Ryan Stewart

Personal information
- Full name: Ryan Stewart
- Date of birth: December 5, 1982 (age 42)
- Place of birth: Mayaro, Trinidad and Tobago
- Height: 5 ft 8 in (1.73 m)
- Position(s): Midfielder/Forward

College career
- Years: Team / Apps / (Gls)
- 2004–2007: Lindsey Wilson Blue Raiders

Senior career*
- Years: Team / Apps / (Gls)
- 2007: Indiana Invaders / 15 / (4)
- 2008–2009: Cleveland City Stars / 24 / (2)
- 2010–: Caledonia AIA / 0 / (0)

= Ryan Stewart (footballer, born 1982) =

Trinidadian footballer (born 1982)

Ryan Stewart (born December 5, 1982, in Mayaro) is a Trinidadian professional footballer, currently without a club.

==Career==

===College and amateur===
Stewart attended Mayaro Composite High School in his native Trinidad before coming to the United States in 2003. He played college soccer at Lindsey Wilson College, where he was a three-time NAIA All-American selection in 2005, 2006, and 2007, a member of the NAIA National Championship squad as a sophomore in 2005, and the NAIA Region XI Player of the Year in 2007. Stewart completed his four-year career with 53 goals and 12 assists.

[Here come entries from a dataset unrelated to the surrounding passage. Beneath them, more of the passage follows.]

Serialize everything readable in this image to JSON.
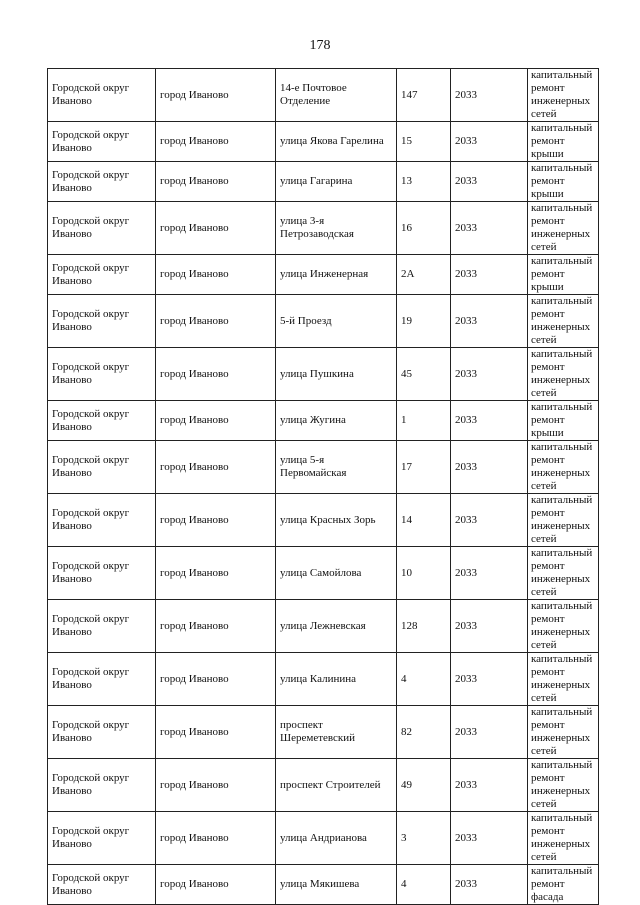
{
  "page_number": "178",
  "rows": [
    {
      "district": "Городской округ Иваново",
      "city": "город Иваново",
      "street": "14-е Почтовое Отделение",
      "house": "147",
      "year": "2033",
      "work": "капитальный ремонт инженерных сетей"
    },
    {
      "district": "Городской округ Иваново",
      "city": "город Иваново",
      "street": "улица Якова Гарелина",
      "house": "15",
      "year": "2033",
      "work": "капитальный ремонт крыши"
    },
    {
      "district": "Городской округ Иваново",
      "city": "город Иваново",
      "street": "улица Гагарина",
      "house": "13",
      "year": "2033",
      "work": "капитальный ремонт крыши"
    },
    {
      "district": "Городской округ Иваново",
      "city": "город Иваново",
      "street": "улица 3-я Петрозаводская",
      "house": "16",
      "year": "2033",
      "work": "капитальный ремонт инженерных сетей"
    },
    {
      "district": "Городской округ Иваново",
      "city": "город Иваново",
      "street": "улица Инженерная",
      "house": "2А",
      "year": "2033",
      "work": "капитальный ремонт крыши"
    },
    {
      "district": "Городской округ Иваново",
      "city": "город Иваново",
      "street": "5-й Проезд",
      "house": "19",
      "year": "2033",
      "work": "капитальный ремонт инженерных сетей"
    },
    {
      "district": "Городской округ Иваново",
      "city": "город Иваново",
      "street": "улица Пушкина",
      "house": "45",
      "year": "2033",
      "work": "капитальный ремонт инженерных сетей"
    },
    {
      "district": "Городской округ Иваново",
      "city": "город Иваново",
      "street": "улица Жугина",
      "house": "1",
      "year": "2033",
      "work": "капитальный ремонт крыши"
    },
    {
      "district": "Городской округ Иваново",
      "city": "город Иваново",
      "street": "улица 5-я Первомайская",
      "house": "17",
      "year": "2033",
      "work": "капитальный ремонт инженерных сетей"
    },
    {
      "district": "Городской округ Иваново",
      "city": "город Иваново",
      "street": "улица Красных Зорь",
      "house": "14",
      "year": "2033",
      "work": "капитальный ремонт инженерных сетей"
    },
    {
      "district": "Городской округ Иваново",
      "city": "город Иваново",
      "street": "улица Самойлова",
      "house": "10",
      "year": "2033",
      "work": "капитальный ремонт инженерных сетей"
    },
    {
      "district": "Городской округ Иваново",
      "city": "город Иваново",
      "street": "улица Лежневская",
      "house": "128",
      "year": "2033",
      "work": "капитальный ремонт инженерных сетей"
    },
    {
      "district": "Городской округ Иваново",
      "city": "город Иваново",
      "street": "улица Калинина",
      "house": "4",
      "year": "2033",
      "work": "капитальный ремонт инженерных сетей"
    },
    {
      "district": "Городской округ Иваново",
      "city": "город Иваново",
      "street": "проспект Шереметевский",
      "house": "82",
      "year": "2033",
      "work": "капитальный ремонт инженерных сетей"
    },
    {
      "district": "Городской округ Иваново",
      "city": "город Иваново",
      "street": "проспект Строителей",
      "house": "49",
      "year": "2033",
      "work": "капитальный ремонт инженерных сетей"
    },
    {
      "district": "Городской округ Иваново",
      "city": "город Иваново",
      "street": "улица Андрианова",
      "house": "3",
      "year": "2033",
      "work": "капитальный ремонт инженерных сетей"
    },
    {
      "district": "Городской округ Иваново",
      "city": "город Иваново",
      "street": "улица Мякишева",
      "house": "4",
      "year": "2033",
      "work": "капитальный ремонт фасада"
    }
  ]
}
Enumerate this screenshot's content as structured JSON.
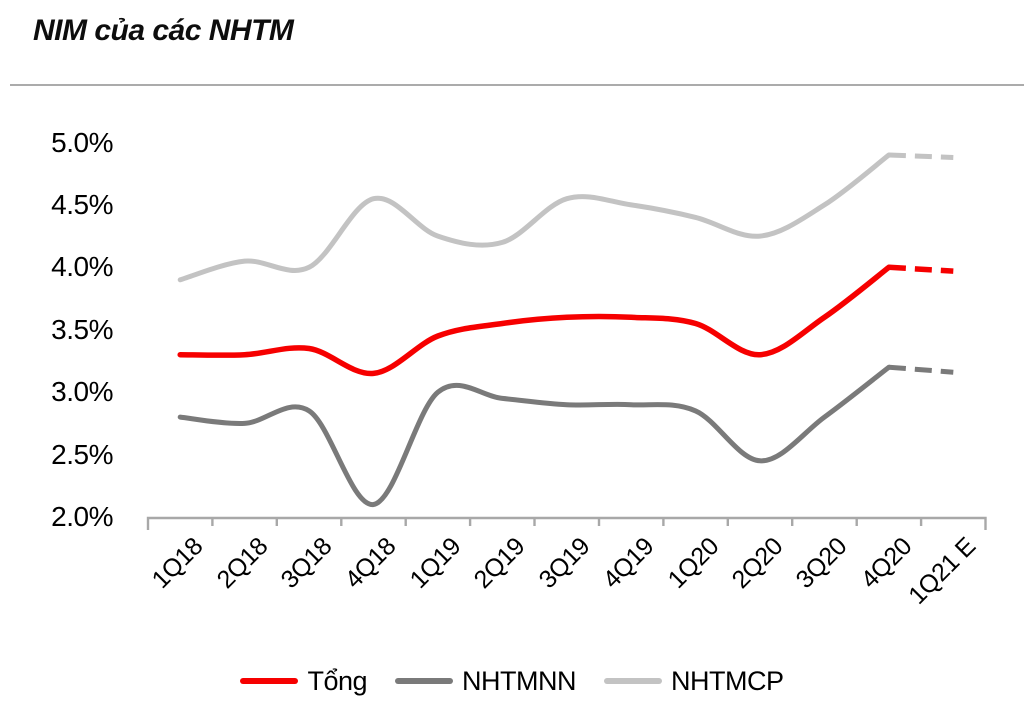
{
  "title": "NIM của các NHTM",
  "colors": {
    "axis": "#a8a8a8",
    "separator": "#ababab",
    "text": "#000000",
    "accent_red": "#f60000",
    "dark_gray": "#7a7a7a",
    "light_gray": "#c3c3c3"
  },
  "chart_data": {
    "type": "line",
    "title": "NIM của các NHTM",
    "categories": [
      "1Q18",
      "2Q18",
      "3Q18",
      "4Q18",
      "1Q19",
      "2Q19",
      "3Q19",
      "4Q19",
      "1Q20",
      "2Q20",
      "3Q20",
      "4Q20",
      "1Q21 E"
    ],
    "series": [
      {
        "key": "tong",
        "name": "Tổng",
        "color": "#f60000",
        "values": [
          3.3,
          3.3,
          3.35,
          3.15,
          3.45,
          3.55,
          3.6,
          3.6,
          3.55,
          3.3,
          3.6,
          4.0,
          3.97
        ],
        "dashed_from_index": 11
      },
      {
        "key": "nhtmnn",
        "name": "NHTMNN",
        "color": "#7a7a7a",
        "values": [
          2.8,
          2.75,
          2.85,
          2.1,
          3.0,
          2.95,
          2.9,
          2.9,
          2.85,
          2.45,
          2.8,
          3.2,
          3.16
        ],
        "dashed_from_index": 11
      },
      {
        "key": "nhtmcp",
        "name": "NHTMCP",
        "color": "#c3c3c3",
        "values": [
          3.9,
          4.05,
          4.0,
          4.55,
          4.25,
          4.2,
          4.55,
          4.5,
          4.4,
          4.25,
          4.5,
          4.9,
          4.88
        ],
        "dashed_from_index": 11
      }
    ],
    "y_ticks": [
      {
        "label": "5.0%",
        "value": 5.0
      },
      {
        "label": "4.5%",
        "value": 4.5
      },
      {
        "label": "4.0%",
        "value": 4.0
      },
      {
        "label": "3.5%",
        "value": 3.5
      },
      {
        "label": "3.0%",
        "value": 3.0
      },
      {
        "label": "2.5%",
        "value": 2.5
      },
      {
        "label": "2.0%",
        "value": 2.0
      }
    ],
    "ylim": [
      2.0,
      5.0
    ],
    "grid": false,
    "legend_position": "bottom",
    "x_labels_rotation_deg": -45
  }
}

He helped the Blue Raiders to the 2005 NAIA National Championship, and ranks fourth on the program's all-time goals scored list and fifth on the program's all-time points list with 118 points.

During his college years Stewart also played with the Indiana Invaders in the USL Premier Development League.

===Professional===
Stewart joined the Cleveland City Stars of the USL First Division in 2008.